Military personnel have been drafted to help paramedics in the South East and the Thames Valley. Credit: ITV News Meridian

Emergency call volumes remain lower than in previous waves, but ongoing staff absences mean South Central Ambulance Service has been struggling.

Paramedic Mark Ainsworth said: "We've seen quite a significant increase in the level of staff absence. We've seen about up to 20% of our staff being off either with Covid symptoms or isolating because of family members.

"We are under the same level of pressure we were during the two previous waves of the pandemic. So having the military come in will give us that boost that we need to put extra ambulances on the road."

South Central Ambulance Service Credit: ITV News Meridian

Recruits have been specially chosen because they already have experience working with the ambulance service. They all volunteer as co-responders in their free time, so they know how to drive emergency vehicles and have medical skills.

The military was first sent in to help South Central Ambulance Service at the start of March 2020. Some personnel have spent months on the road already and say they are excited to be back.

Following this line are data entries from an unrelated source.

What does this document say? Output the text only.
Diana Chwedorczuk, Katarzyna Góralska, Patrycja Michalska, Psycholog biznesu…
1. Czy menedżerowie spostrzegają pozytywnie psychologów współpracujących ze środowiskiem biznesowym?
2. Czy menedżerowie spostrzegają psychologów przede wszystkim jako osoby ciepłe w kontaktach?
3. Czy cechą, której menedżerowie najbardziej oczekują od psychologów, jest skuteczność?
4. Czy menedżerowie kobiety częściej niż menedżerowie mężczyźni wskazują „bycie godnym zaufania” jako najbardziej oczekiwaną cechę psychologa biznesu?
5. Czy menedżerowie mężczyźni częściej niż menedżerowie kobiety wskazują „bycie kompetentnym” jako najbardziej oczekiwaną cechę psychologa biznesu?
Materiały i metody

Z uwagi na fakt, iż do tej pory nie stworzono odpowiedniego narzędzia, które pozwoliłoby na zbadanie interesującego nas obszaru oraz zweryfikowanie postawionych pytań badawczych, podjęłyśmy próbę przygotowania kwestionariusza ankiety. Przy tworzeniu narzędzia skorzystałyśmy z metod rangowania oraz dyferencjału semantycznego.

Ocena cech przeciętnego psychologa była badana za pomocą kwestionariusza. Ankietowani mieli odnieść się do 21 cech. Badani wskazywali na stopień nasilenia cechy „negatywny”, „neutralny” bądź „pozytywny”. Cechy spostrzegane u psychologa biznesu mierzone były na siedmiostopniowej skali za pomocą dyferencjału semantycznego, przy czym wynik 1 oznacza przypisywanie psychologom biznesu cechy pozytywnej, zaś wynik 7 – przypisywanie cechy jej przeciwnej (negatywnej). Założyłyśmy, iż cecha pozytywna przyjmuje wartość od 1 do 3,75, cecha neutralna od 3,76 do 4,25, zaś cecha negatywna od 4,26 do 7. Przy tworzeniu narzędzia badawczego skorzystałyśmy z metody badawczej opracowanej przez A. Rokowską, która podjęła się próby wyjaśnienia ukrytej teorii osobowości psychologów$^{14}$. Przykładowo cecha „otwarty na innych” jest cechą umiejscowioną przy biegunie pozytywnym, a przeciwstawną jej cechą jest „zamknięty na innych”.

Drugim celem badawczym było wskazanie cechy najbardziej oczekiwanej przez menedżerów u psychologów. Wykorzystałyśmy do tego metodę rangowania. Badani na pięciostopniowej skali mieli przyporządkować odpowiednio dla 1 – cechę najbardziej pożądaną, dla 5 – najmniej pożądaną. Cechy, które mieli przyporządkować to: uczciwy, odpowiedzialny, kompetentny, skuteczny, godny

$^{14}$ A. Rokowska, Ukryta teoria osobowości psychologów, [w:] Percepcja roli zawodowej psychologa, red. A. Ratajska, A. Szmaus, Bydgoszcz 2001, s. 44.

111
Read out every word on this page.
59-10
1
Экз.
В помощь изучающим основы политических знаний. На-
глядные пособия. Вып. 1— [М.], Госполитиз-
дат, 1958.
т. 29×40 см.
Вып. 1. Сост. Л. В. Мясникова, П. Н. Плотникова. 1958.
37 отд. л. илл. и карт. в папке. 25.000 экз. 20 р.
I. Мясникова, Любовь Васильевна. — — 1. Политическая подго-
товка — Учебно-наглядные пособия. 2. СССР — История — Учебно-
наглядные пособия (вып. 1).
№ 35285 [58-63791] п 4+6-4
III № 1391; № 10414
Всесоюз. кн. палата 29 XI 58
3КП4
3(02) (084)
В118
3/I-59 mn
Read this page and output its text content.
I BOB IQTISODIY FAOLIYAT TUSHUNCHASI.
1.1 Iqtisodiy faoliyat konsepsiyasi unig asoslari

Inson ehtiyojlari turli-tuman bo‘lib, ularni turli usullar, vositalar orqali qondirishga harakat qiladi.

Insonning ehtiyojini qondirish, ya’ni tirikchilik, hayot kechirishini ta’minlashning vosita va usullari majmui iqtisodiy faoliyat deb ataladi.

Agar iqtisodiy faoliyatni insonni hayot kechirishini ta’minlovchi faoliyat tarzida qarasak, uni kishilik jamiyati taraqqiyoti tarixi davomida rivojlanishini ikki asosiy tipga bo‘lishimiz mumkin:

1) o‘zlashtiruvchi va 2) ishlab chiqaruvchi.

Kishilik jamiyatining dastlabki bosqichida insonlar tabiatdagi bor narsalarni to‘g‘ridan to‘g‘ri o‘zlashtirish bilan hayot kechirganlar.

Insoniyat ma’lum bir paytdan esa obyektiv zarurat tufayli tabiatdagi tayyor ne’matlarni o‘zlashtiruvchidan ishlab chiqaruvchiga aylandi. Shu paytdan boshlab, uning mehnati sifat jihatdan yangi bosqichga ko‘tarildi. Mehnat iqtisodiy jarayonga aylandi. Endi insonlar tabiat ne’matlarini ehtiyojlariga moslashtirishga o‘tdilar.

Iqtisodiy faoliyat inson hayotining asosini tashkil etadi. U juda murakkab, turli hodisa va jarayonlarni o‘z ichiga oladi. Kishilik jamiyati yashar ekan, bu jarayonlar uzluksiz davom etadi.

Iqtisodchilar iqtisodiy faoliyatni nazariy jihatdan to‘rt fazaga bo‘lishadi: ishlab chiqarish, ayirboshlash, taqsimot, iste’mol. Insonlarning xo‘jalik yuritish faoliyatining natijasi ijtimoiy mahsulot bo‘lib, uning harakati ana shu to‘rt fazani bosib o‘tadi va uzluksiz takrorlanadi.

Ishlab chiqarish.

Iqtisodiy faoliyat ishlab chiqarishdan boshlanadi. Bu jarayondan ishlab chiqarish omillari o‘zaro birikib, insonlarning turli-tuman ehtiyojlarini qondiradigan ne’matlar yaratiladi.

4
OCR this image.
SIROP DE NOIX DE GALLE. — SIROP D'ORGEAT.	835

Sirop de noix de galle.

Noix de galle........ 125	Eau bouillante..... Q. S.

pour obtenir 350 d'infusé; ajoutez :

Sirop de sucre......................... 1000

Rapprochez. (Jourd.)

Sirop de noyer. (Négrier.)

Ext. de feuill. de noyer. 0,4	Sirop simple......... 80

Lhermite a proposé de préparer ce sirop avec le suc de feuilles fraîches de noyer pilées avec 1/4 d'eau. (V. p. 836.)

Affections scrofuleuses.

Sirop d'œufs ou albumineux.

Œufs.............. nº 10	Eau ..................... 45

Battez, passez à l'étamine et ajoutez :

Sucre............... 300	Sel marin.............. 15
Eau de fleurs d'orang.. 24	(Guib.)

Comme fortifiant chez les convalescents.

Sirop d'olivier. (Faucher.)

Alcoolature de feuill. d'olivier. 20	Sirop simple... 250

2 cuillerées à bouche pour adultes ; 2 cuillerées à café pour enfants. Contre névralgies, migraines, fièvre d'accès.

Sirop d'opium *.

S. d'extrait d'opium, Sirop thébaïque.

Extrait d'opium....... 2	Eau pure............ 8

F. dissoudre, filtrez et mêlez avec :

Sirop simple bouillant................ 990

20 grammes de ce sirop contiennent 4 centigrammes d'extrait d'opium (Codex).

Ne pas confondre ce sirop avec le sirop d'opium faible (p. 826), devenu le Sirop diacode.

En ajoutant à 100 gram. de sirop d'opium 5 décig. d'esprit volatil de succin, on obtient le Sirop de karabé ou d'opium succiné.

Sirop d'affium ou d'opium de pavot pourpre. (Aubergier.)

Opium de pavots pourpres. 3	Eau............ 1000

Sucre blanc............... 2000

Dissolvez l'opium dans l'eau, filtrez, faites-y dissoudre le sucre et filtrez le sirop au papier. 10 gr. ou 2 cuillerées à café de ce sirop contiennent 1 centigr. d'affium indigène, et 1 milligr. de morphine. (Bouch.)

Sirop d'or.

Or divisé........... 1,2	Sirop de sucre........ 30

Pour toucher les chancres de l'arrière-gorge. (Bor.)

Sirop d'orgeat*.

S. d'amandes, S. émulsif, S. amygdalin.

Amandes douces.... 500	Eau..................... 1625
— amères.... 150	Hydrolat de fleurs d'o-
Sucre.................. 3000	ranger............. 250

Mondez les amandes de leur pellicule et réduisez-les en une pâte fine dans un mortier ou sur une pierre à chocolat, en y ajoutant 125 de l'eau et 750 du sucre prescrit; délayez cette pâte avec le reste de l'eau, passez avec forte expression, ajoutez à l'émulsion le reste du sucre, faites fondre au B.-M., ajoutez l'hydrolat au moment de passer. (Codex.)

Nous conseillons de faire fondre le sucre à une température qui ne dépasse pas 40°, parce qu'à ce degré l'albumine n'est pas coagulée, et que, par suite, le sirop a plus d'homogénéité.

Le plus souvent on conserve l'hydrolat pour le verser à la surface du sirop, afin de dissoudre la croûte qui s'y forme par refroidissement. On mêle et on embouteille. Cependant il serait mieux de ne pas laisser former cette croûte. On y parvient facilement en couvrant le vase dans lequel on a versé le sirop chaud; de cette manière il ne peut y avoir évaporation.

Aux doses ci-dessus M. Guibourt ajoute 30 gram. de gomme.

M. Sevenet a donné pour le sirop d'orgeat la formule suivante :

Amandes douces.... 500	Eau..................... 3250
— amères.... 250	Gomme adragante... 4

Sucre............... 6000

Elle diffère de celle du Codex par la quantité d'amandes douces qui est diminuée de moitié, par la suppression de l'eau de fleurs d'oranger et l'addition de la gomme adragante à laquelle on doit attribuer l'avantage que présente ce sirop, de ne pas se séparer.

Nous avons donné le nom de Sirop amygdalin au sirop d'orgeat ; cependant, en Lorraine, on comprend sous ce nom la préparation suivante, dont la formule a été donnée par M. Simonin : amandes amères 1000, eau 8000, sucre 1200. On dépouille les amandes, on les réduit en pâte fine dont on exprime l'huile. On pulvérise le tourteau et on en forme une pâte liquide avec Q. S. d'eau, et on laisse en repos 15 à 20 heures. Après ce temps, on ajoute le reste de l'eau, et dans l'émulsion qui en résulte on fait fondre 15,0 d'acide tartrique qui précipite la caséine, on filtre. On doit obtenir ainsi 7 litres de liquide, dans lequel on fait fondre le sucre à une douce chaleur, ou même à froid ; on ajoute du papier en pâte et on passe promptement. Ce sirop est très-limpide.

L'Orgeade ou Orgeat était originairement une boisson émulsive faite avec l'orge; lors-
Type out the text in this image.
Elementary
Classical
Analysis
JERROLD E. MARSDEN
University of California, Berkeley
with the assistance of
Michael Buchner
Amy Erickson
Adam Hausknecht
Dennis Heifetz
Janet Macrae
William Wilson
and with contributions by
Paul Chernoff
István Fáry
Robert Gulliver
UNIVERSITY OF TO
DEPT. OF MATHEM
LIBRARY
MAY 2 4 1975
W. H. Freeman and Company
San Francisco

RAF Warrant Officer Alex Bedborough said: "It's really rewarding seeing the patients, they don't all have to go to hospital, which is good being able to treat patients at home and leave them, they're given the best possible care."

Watch: Major Emma Allen

Major Emma Allen added: "Nobody will know we're military when we arrive on scene, we wear the same uniform as SCAS and we subtly fit in.

"This is because we really want to treat the patients and make them our priority rather than them worrying about us being military and what our skill sets are."